4 900 majeurs ont été mis en cause pour viol sur mineur, et 8 600 pour agression sexuelle entre 2017 et 2024. 64 % ont vu leur affaire classée sans suite.
Pour le groupe RDSE au Sénat, il n’est plus tolérable que des enfants victimes de violences restent trop souvent sans protection, sans réponse rapide, et sans accompagnement rigoureux.
Les débats récents au Sénat ont confirmé l’urgence d’agir. Trop de failles demeurent dans la détection des violences, dans le contrôle des personnels au contact des enfants, dans la transmission des informations entre services, et dans la prise en charge des victimes.
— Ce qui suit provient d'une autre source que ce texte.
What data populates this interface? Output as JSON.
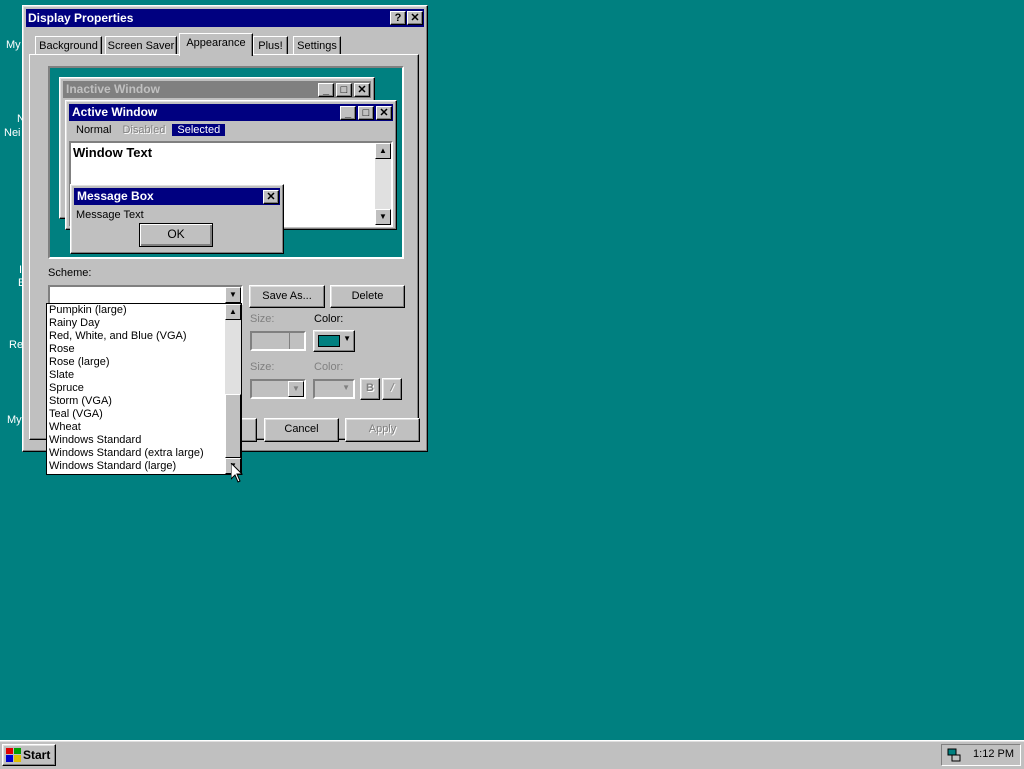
{
  "desktop": {
    "icon_fragments": [
      "My",
      "N",
      "Nei",
      "I",
      "E",
      "Re",
      "My"
    ]
  },
  "dialog": {
    "title": "Display Properties",
    "help_btn": "?",
    "close_btn": "✕",
    "tabs": [
      "Background",
      "Screen Saver",
      "Appearance",
      "Plus!",
      "Settings"
    ],
    "active_tab": "Appearance"
  },
  "preview": {
    "inactive_title": "Inactive Window",
    "active_title": "Active Window",
    "menu": {
      "normal": "Normal",
      "disabled": "Disabled",
      "selected": "Selected"
    },
    "window_text": "Window Text",
    "msgbox_title": "Message Box",
    "msgbox_text": "Message Text",
    "ok": "OK"
  },
  "scheme": {
    "label": "Scheme:",
    "value": "",
    "save_as": "Save As...",
    "delete": "Delete",
    "options": [
      "Pumpkin (large)",
      "Rainy Day",
      "Red, White, and Blue (VGA)",
      "Rose",
      "Rose (large)",
      "Slate",
      "Spruce",
      "Storm (VGA)",
      "Teal (VGA)",
      "Wheat",
      "Windows Standard",
      "Windows Standard (extra large)",
      "Windows Standard (large)"
    ]
  },
  "item": {
    "size_label": "Size:",
    "color_label": "Color:",
    "font_size_label": "Size:",
    "font_color_label": "Color:",
    "bold": "B",
    "italic": "/",
    "color_swatch": "#008080"
  },
  "buttons": {
    "cancel": "Cancel",
    "apply": "Apply"
  },
  "taskbar": {
    "start": "Start",
    "time": "1:12 PM"
  }
}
Chaque retard, chaque silence, chaque défaillance institutionnelle peut briser ou coûter la vie.
La protection de l’enfance n’est ni un sujet technique, ni un simple enjeu de gestion administrative.
En 2024, le RDSE a fait adopter par le Sénat une proposition de loi renforçant la protection judiciaire de l’enfant victime de violences intrafamiliales. C’est une pierre à l’édifice et les sénateurs du groupe se félicitent que le ministre de la Justice Gérald Darmanin la traduise dans son projet de loi.
Au-delà de cette initiative, parce que les réponses sont trop dispersées, le RDSE demande la création d’un parquet spécialisé pour la protection de l’enfance qui permettrait de coordonner les signalements, d’assurer le suivi des situations les plus sensibles, de faciliter les échanges entre les départements, l’éducation nationale, l’ARS, la justice et les forces de sécurité.
La réduction des délais de traitement des affaires doit être également une exigence absolue. La question des moyens doit être mise en débat, plutôt que jeter en pâture les professionnels de justice, qui pour la plupart d’entre eux portent bien souvent l’institution judiciaire à bout de bras.
Nous appelons donc à un sursaut collectif. Le Parlement doit aller au bout de cette exigence car il n’y a pas de place pour les demi-mesures.